Safety Tips Materials handling

Handling and storing compressed gas cylinders

Reprints

Mishandling compressed gas cylinders – which can have internal pressure of up to 2,500 pounds per square inch – can be disastrous. Dropping, tipping over or exposing a cylinder to heat can cause weaknesses or cracks in the cylinder’s shell, which can result in a shrapnel-laden explosion, according to the American Welding Society.

Storing

When storing compressed cylinders, AWS recommends:

  • Secure cylinders upright with a chain or strap in a proper cylinder cart.
  • Store cylinders at least 20 feet from combustible materials in a dry, ventilated place.
  • Keep oxygen cylinders at least 20 feet from fuel gas cylinders.
  • Ensure valves are completely closed and any protection devices are secured.
  • Avoid storing cylinders in lockers – a leak could result in a dangerous gas buildup.
  • Use proper warning signs in areas where cylinders are stored.
  • Keep cylinders in a location free from vehicle traffic, excessive heat and electrical circuits.
  • Keep empty cylinders away from full ones.

Moving

The majority of incidents and injuries involving gas cylinders occur during handling or transportation, AWS states.
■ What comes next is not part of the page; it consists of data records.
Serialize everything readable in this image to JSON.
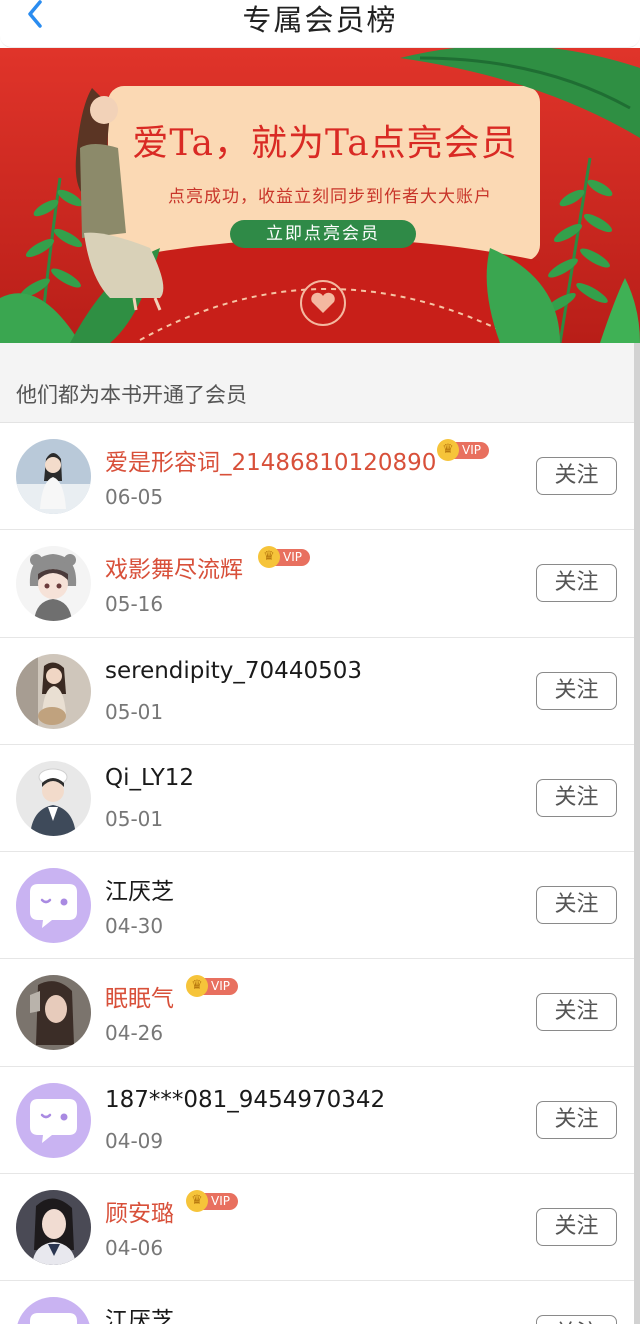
{
  "header": {
    "title": "专属会员榜"
  },
  "banner": {
    "title": "爱Ta，就为Ta点亮会员",
    "subtitle": "点亮成功，收益立刻同步到作者大大账户",
    "button_label": "立即点亮会员"
  },
  "section": {
    "title": "他们都为本书开通了会员"
  },
  "colors": {
    "vip_name": "#d8503a",
    "banner_red": "#d42a22",
    "banner_button": "#2f8a47",
    "default_avatar": "#c9b3f2"
  },
  "members": [
    {
      "name": "爱是形容词_21486810120890",
      "date": "06-05",
      "vip": true,
      "vip_label": "VIP",
      "follow_label": "关注",
      "avatar": "photo-avatar-white-coat"
    },
    {
      "name": "戏影舞尽流辉",
      "date": "05-16",
      "vip": true,
      "vip_label": "VIP",
      "follow_label": "关注",
      "avatar": "anime-avatar-grey-hood"
    },
    {
      "name": "serendipity_70440503",
      "date": "05-01",
      "vip": false,
      "follow_label": "关注",
      "avatar": "photo-avatar-with-dog"
    },
    {
      "name": "Qi_LY12",
      "date": "05-01",
      "vip": false,
      "follow_label": "关注",
      "avatar": "photo-avatar-boy-hat"
    },
    {
      "name": "江厌芝",
      "date": "04-30",
      "vip": false,
      "follow_label": "关注",
      "avatar": "default-chat-avatar"
    },
    {
      "name": "眠眠气",
      "date": "04-26",
      "vip": true,
      "vip_label": "VIP",
      "follow_label": "关注",
      "avatar": "photo-avatar-dark-hair"
    },
    {
      "name": "187***081_9454970342",
      "date": "04-09",
      "vip": false,
      "follow_label": "关注",
      "avatar": "default-chat-avatar"
    },
    {
      "name": "顾安璐",
      "date": "04-06",
      "vip": true,
      "vip_label": "VIP",
      "follow_label": "关注",
      "avatar": "photo-avatar-school-girl"
    },
    {
      "name": "江厌芝",
      "date": "",
      "vip": false,
      "follow_label": "关注",
      "avatar": "default-chat-avatar"
    }
  ]
}
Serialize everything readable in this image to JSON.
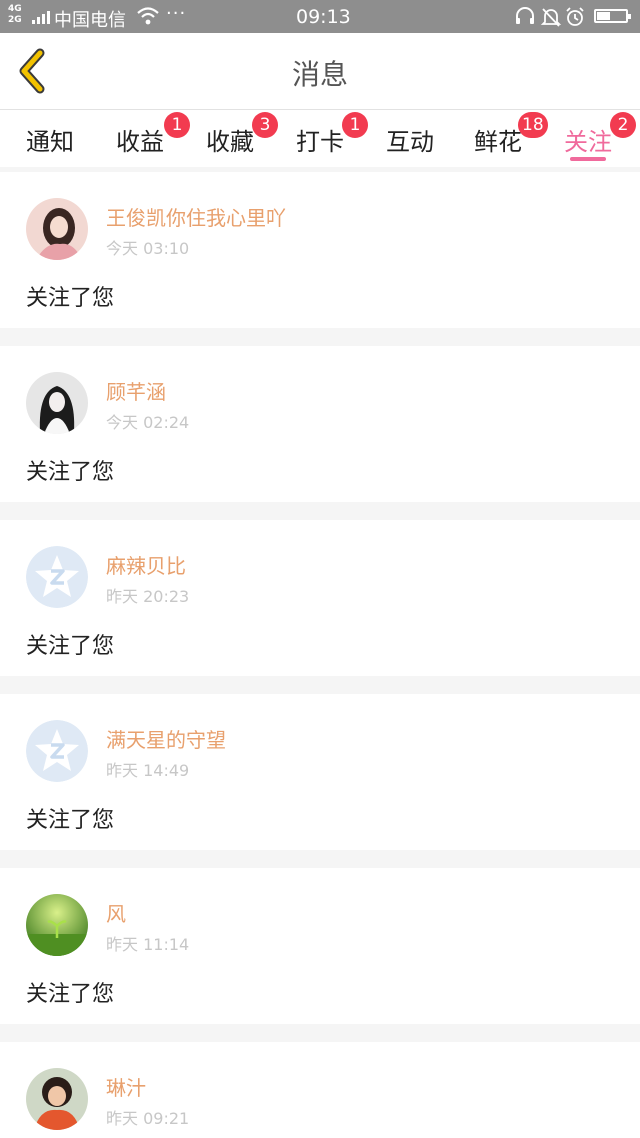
{
  "status_bar": {
    "network": [
      "4G",
      "2G"
    ],
    "carrier": "中国电信",
    "dots": "···",
    "time": "09:13",
    "battery_level": 0.45
  },
  "header": {
    "title": "消息"
  },
  "tabs": [
    {
      "label": "通知",
      "badge": ""
    },
    {
      "label": "收益",
      "badge": "1"
    },
    {
      "label": "收藏",
      "badge": "3"
    },
    {
      "label": "打卡",
      "badge": "1"
    },
    {
      "label": "互动",
      "badge": ""
    },
    {
      "label": "鲜花",
      "badge": "18"
    },
    {
      "label": "关注",
      "badge": "2",
      "active": true
    }
  ],
  "colors": {
    "accent": "#f06a9c",
    "badge": "#f23b50",
    "name": "#e8a06d",
    "back": "#f2c200"
  },
  "feed": [
    {
      "name": "王俊凯你住我心里吖",
      "time": "今天 03:10",
      "action": "关注了您",
      "avatar": "photo-avatar-girl"
    },
    {
      "name": "顾芊涵",
      "time": "今天 02:24",
      "action": "关注了您",
      "avatar": "photo-avatar-singer"
    },
    {
      "name": "麻辣贝比",
      "time": "昨天 20:23",
      "action": "关注了您",
      "avatar": "default-star-avatar"
    },
    {
      "name": "满天星的守望",
      "time": "昨天 14:49",
      "action": "关注了您",
      "avatar": "default-star-avatar"
    },
    {
      "name": "风",
      "time": "昨天 11:14",
      "action": "关注了您",
      "avatar": "photo-avatar-grass"
    },
    {
      "name": "琳汁",
      "time": "昨天 09:21",
      "action": "",
      "avatar": "photo-avatar-boy"
    }
  ]
}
To help prevent incidents when moving cylinders, AWS offers the following tips:

  • Handle cylinders with care and avoid dropping or hitting them against anything.
  • Follow proper procedures and use the right equipment, including safety glasses, heavy-duty gloves and protective footwear.
  • Ensure safety measures, such as caps or guards, are securely installed.
  • Use a cart or hand truck instead of dragging or rolling cylinders.
  • Use proper cradles, nets or platforms if using a crane.
  • Avoid lifting cylinders by their caps or guards or with magnets or slings, which can damage the valves.